The de-icing product marketed as Beet 55 is a natural organic product made from sugar beet molasses blended with calcium chloride.
The manufacturer reportss the mixture reduces corrosion levels by 70 percent, improves longevity of calcium by one to two days and will melt more snow and ice than straight calcium by 10 to 20 percent.
Officials indicate the juice reduces the total chloride load to the environment by 43 percent and does not stains the road or attracts animals.
Giauque explained that this past weekend’s snow is not the main culprit for the above average salt usage,
“The little events, the 1 to 2 inches of snow spaced 12 or so hours apart are real salt burners.”

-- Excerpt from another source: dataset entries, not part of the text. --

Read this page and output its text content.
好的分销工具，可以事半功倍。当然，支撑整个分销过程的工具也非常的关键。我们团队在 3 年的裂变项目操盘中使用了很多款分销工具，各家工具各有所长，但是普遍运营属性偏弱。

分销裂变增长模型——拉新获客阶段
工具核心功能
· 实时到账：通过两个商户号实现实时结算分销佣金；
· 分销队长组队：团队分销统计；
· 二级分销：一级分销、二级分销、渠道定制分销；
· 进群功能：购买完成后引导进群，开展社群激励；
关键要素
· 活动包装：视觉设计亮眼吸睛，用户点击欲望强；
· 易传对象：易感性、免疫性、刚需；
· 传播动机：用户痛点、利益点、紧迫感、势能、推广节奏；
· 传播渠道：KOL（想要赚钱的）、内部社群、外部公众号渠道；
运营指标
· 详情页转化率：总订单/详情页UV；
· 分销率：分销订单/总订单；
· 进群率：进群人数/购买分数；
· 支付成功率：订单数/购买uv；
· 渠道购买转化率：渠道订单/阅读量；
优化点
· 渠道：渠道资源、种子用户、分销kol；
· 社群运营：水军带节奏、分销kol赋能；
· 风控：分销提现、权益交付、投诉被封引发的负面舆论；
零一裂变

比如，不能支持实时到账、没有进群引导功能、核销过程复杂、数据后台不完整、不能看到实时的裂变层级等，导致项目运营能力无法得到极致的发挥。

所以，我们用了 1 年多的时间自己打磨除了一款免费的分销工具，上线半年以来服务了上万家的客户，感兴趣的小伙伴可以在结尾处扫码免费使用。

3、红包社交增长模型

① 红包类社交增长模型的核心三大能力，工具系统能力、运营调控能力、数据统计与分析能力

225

Throughout severe winter events, ODOT crews constantly monitor pavement conditions with road sensors scattered throughout the state and treat areas that are re-freezing.
“We’re continually monitoring the road conditions and we’ll have crews out as conditions warrant,” Giauque said.
Even though most Eastern Ohio roads were safe and passable this morning, ODOT is urging drivers to remember, ‘in ice and snow, take it slow,'” Giauque said.
With a winter weather advisory and wind chill warning in effect for much of the state through Wednesday, it’s important for motorists to understand how quickly wet roads can freeze, creating d0angerous patches of ice. A winter weather advisory means that snow and a flash freeze of wet roads are possible and can cause travel difficulties.
Current air temperature, surface status and temperature, and visibility among other things are easy to view by visiting ODOT’s Web site for traffic and road condition information www.ohgo.com and selecting the road sensors icon located on the menu at the right side of the page.